Id doesn't seem like many people in my area offer fondant cakes. I want to make that my exclusive thing. I like it better. People that offer both typically charge more for fondant per serving. If the going rate in my community is 800.00 for a basic buttercream cake to serve 200
people, what would you say a reasonable price would be for a basic fondant covered cake the same size?( fondant and cakes are scratch and very tasty!)
After knowing the base price, how does one establish a price for decorations made from sugar paste/ gum paste/ fondant? Or, the time spent hand painting a cake? By the amount of product, then an hourly charge? Given the price in my area for a buttercream 200 serving cake, can you tell me what I should charge for these three random items, 1.) a gum paste star gazer lily. 2.) a gum paste figurine small, medium and large. ( 1-2" , 3-5", 5 -8", or so ) 3.) a cake with hand painted flowers on fondant covering the whole surface. ( 200 serving. )
Thanks for any replies. I know these are a lot of questions.
For hand painting, you should charge by the hour.
Ditto for flowers--but you can price them separately from the fondant covered cake. The customer can then choose how many flowers or clusters they want to add to the cake.
Thanks Irene. How does one determine an hourly rate? Any advice?
For any product, the labor involved in producing the product should be incorporated in the price, along with the cost of ingredients, allocated overhead, and markup (for your profit).
Hourly wages for cake decorators are usually in the $10-15 range, but if you have specialized skills you can usually earn more than that.
I charge $1.75 per serving for fondant.
I charge $25 per hour for sculpting
I charge per tier for hand painting. For example, a 12" round with brush embroidery is $100.
I charge per flower depending on flower. A gumpaste peony is $35.
Thanks Jason. Your info is always so helpful!
Delicious, do you mean you add that much to a base price for fondant?

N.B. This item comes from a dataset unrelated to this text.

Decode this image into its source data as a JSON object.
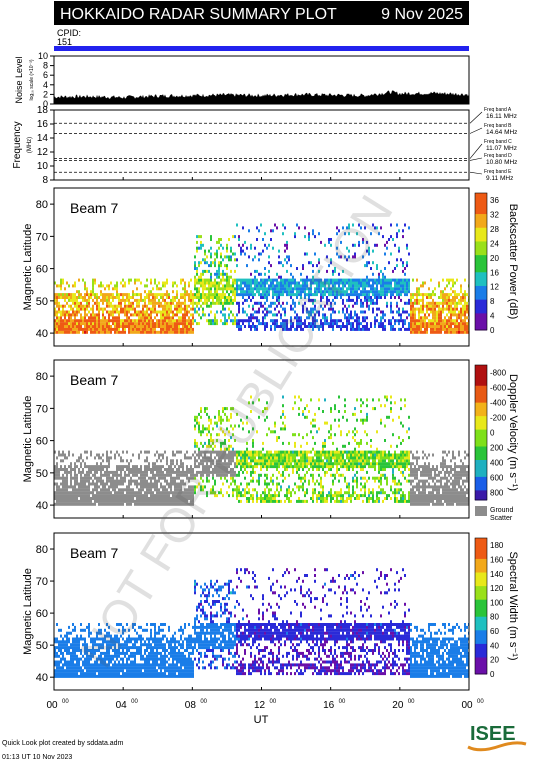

AI charge a base price for fondant covered cakes and then the extras are priced separately, this way a client can pick and choose the amount of extras that fit in their budget.

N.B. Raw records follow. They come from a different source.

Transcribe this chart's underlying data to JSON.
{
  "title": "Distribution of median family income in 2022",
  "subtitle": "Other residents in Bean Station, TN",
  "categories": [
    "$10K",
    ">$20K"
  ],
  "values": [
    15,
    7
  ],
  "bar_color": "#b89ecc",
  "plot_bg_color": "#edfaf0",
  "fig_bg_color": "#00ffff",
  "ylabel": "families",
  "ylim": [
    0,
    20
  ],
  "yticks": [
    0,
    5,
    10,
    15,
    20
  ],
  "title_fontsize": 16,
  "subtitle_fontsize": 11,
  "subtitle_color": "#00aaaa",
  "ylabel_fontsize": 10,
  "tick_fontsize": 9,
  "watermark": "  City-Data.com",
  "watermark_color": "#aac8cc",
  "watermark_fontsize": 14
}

For flowers I first do a search online to see what the "going rate" is if I purchased the flowers. Then, I decide if I want to make the flower or just buy it. Sometimes if the flower is not one I would make again I can buy it already done for the same price or less than the cutter/veiner.

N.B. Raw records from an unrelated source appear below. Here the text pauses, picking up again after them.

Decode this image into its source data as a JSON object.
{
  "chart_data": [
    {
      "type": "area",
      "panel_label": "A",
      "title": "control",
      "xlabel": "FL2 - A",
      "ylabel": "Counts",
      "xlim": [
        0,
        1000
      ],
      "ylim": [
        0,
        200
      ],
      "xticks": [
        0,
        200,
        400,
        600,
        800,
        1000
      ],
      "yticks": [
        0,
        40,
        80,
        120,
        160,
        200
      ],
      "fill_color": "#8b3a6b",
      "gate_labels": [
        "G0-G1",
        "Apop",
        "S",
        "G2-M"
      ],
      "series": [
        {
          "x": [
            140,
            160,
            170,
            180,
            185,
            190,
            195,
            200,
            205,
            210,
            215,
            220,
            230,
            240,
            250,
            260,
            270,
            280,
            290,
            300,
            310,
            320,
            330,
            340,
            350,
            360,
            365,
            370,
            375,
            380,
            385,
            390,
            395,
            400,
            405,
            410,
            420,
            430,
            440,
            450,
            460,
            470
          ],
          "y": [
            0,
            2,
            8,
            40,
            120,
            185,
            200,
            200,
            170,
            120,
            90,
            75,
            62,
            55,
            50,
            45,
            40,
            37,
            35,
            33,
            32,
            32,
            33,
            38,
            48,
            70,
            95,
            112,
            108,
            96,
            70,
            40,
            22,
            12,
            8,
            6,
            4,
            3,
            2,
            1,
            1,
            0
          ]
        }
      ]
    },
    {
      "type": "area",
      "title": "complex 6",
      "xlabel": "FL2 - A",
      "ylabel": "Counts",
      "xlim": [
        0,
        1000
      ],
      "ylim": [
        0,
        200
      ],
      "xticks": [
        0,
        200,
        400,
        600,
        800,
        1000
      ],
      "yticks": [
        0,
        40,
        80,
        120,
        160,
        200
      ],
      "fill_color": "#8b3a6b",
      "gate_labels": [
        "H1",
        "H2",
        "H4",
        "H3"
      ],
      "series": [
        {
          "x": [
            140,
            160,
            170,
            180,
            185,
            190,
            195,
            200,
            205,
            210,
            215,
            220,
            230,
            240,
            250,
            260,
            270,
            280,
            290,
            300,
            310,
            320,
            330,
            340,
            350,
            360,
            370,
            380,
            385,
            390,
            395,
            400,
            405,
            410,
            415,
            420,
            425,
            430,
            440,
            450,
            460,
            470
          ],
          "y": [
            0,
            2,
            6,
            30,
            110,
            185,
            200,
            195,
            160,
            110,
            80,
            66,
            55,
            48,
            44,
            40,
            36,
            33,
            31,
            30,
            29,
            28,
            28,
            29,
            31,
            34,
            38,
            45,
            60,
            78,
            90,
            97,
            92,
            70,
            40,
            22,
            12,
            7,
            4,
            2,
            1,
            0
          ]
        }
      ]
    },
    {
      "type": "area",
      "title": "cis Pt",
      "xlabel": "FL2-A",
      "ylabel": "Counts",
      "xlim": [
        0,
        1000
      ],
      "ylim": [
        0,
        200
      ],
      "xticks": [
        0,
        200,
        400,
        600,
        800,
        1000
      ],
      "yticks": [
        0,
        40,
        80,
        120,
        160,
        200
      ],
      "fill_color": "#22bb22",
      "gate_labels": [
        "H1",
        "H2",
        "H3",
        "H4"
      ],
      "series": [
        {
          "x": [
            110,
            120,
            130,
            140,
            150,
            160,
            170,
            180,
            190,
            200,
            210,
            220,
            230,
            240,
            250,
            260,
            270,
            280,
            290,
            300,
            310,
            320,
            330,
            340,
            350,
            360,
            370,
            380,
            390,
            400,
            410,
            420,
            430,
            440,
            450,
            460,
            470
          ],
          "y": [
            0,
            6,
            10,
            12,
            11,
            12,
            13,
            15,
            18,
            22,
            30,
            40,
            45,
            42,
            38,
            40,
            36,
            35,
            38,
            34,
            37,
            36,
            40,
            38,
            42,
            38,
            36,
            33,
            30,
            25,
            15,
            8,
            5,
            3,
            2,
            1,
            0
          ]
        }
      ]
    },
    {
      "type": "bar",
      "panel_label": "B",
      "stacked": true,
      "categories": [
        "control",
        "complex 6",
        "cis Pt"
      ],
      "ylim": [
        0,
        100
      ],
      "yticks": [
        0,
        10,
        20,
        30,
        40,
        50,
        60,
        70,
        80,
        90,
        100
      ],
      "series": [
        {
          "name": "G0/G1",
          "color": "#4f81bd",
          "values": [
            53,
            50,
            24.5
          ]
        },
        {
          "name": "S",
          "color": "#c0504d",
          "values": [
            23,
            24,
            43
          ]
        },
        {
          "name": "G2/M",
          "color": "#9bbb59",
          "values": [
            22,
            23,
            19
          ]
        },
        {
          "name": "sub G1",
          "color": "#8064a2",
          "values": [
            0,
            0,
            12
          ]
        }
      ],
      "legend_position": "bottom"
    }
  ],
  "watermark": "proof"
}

I personally don't charge an hourly rate. It is not the customer's fault I may be really slow at something and as I increase my speed I shouldn't have to then charge less for the same amount of work. I take each flower/figurine/project and price individually for each cake.
I made a peony for a wedding over the summer (turned out lovely). I charged the bride $12. I make that flower all the time, so I have gotten quite fast at it, for my market $12 is a fair price.
AI charge a flat fee per cake based on the serving count, and I don't add extra charges for decorations. My fondant charge is about $1 per serving more thn the buttercream charge. So if a cake serves 200, the fondant would cost $200 more. That takes into account the time to cover the cake, cost of fondant, and any extra time it would take to decorate it using different techniques specific to fondant. I make my own fondant so it isn't as expensive as commercial.